Modelling time delays from two reprocessors in active galactic nuclei

TL;DR

This paper models the combined effects of accretion disk reprocessing and BLR scattering on time delays in AGN, highlighting degeneracies and potential methods to disentangle these effects for cosmological measurements.

Contribution

It introduces a model including both disk and BLR contributions to AGN time delays, analyzing their effects and degeneracies using artificial lightcurves.

Findings

BLR scattering effects mimic X-ray source height effects on delays

Both effects alter the delay-wavelength slope, offering a way to isolate disk delays

High-quality data are necessary to distinguish effects in practice

Abstract

Context. Continuum time delays from accretion disks in active galactic nuclei (AGN) has been proposed long time ago as a tool for measuring distances to the monitored sources. However, the method faces serious problems as a number of effects must be taken into account, including the contribution from the Broad Line Region (BLR). Aims. In this paper, we model the expected time delays when both the disk reprocessing of the incident X-ray flux and further reprocessing by the BLR are included, with the aim to see if the two effects can be disentangled. Methods. We use simple response function for the accretion disk, without relativistic effects, and we use a parametric description to account for the BLR contribution. We include only scattering of the disk emission by the BLR inter-cloud medium.

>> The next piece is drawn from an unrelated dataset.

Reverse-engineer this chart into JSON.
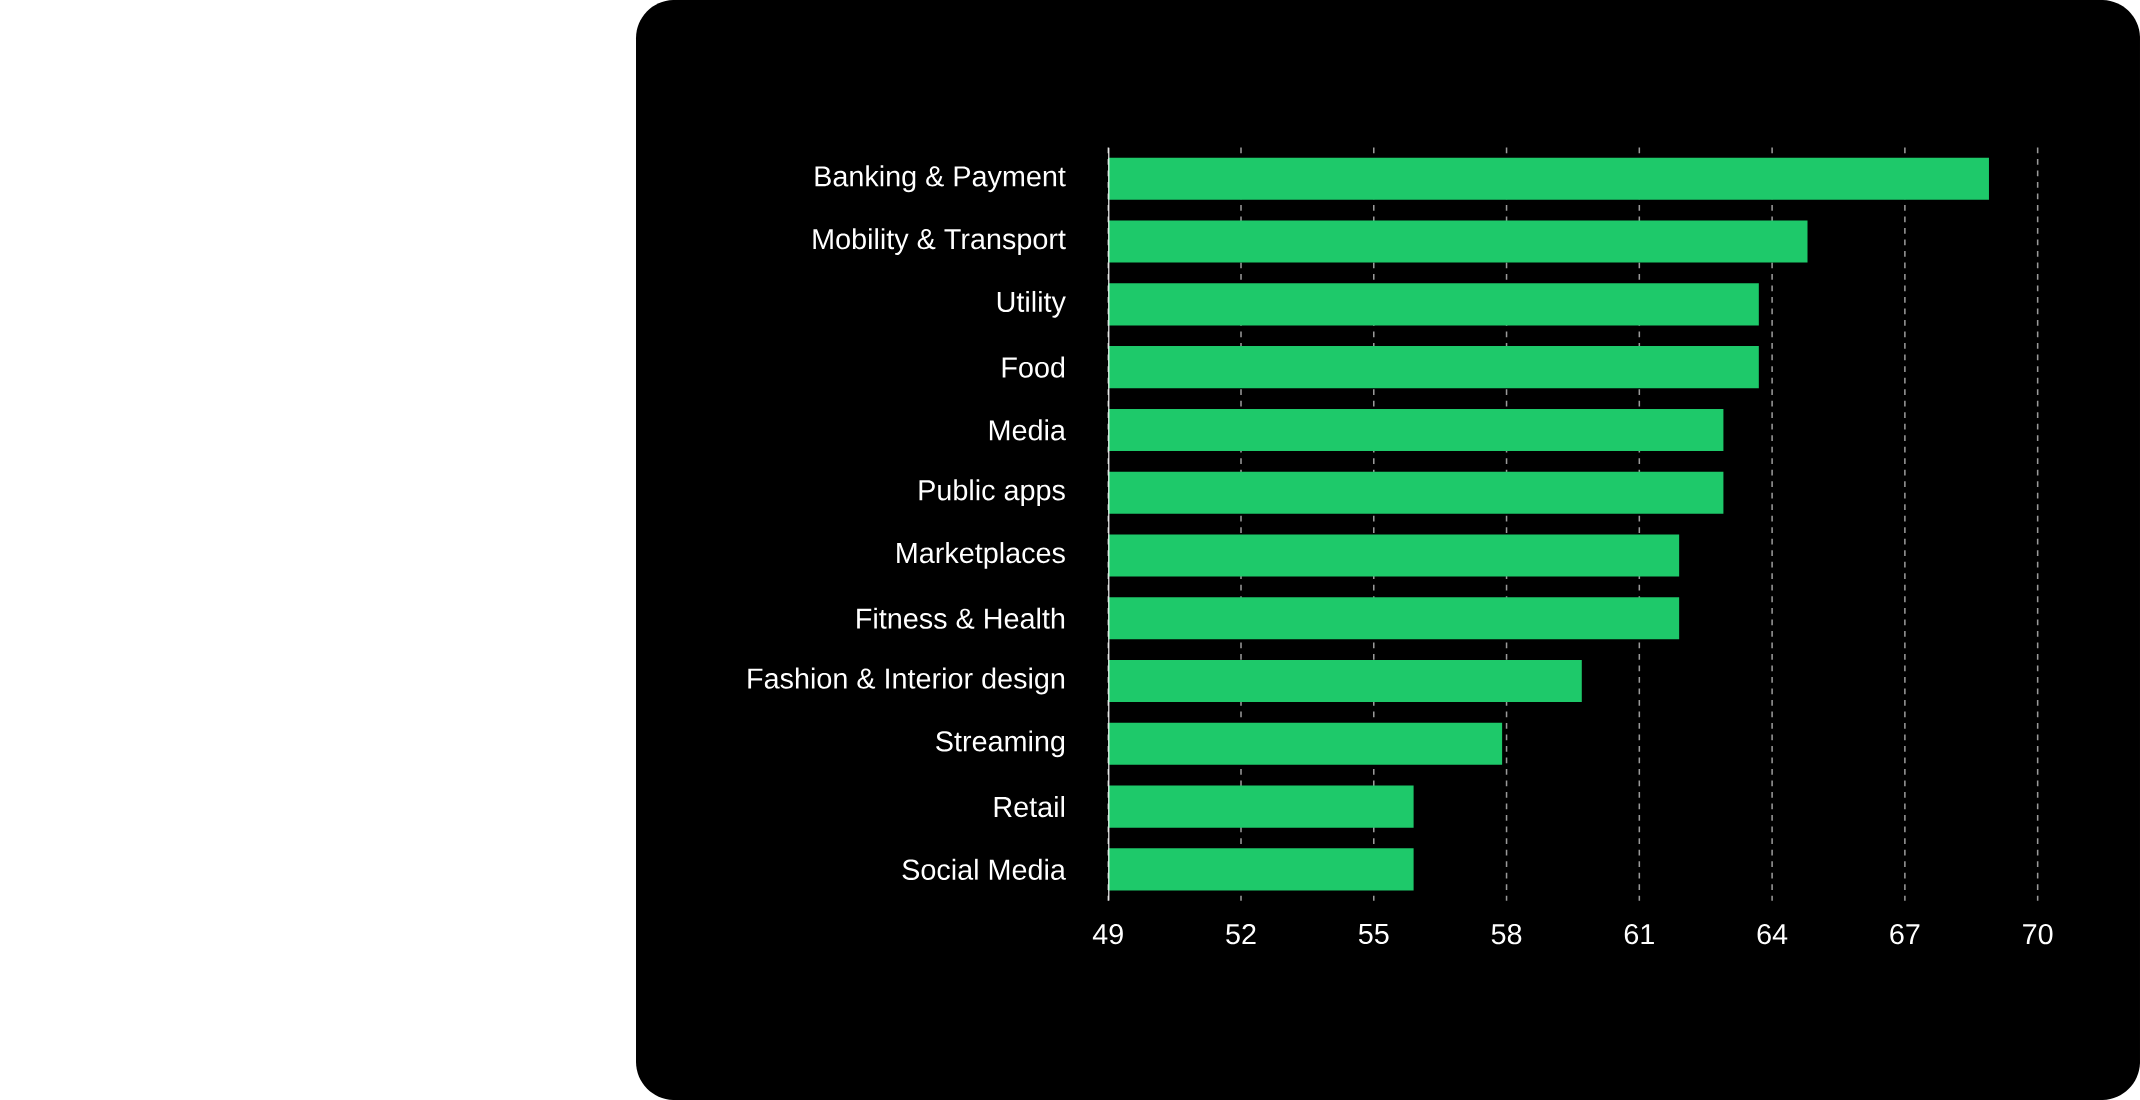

We also use artificial lightcurves with 1-day sampling to check if the effects are likely to be seen in real data. Results. We show that the effect of the BLR scattering on the predicted time delay is very similar to the effect of rising height of the X-ray source, without any BLR contribution. This brings additional degeneracy if we want in the future to recover the parameters of the system from the observed time delays in a specific object. Both effects, however, modify the slope of the delay versus wavelength curve when plotted in log space which opens a way to obtaining bare disk time delay needed for cosmology. In addition, when the disk irradiation is strong, the modification of the predicted delay by the BLR scattering and by X-ray source height become considerably different. However, the required data quality must be high since our artificial curves with 1-day sampling give rather noisy results.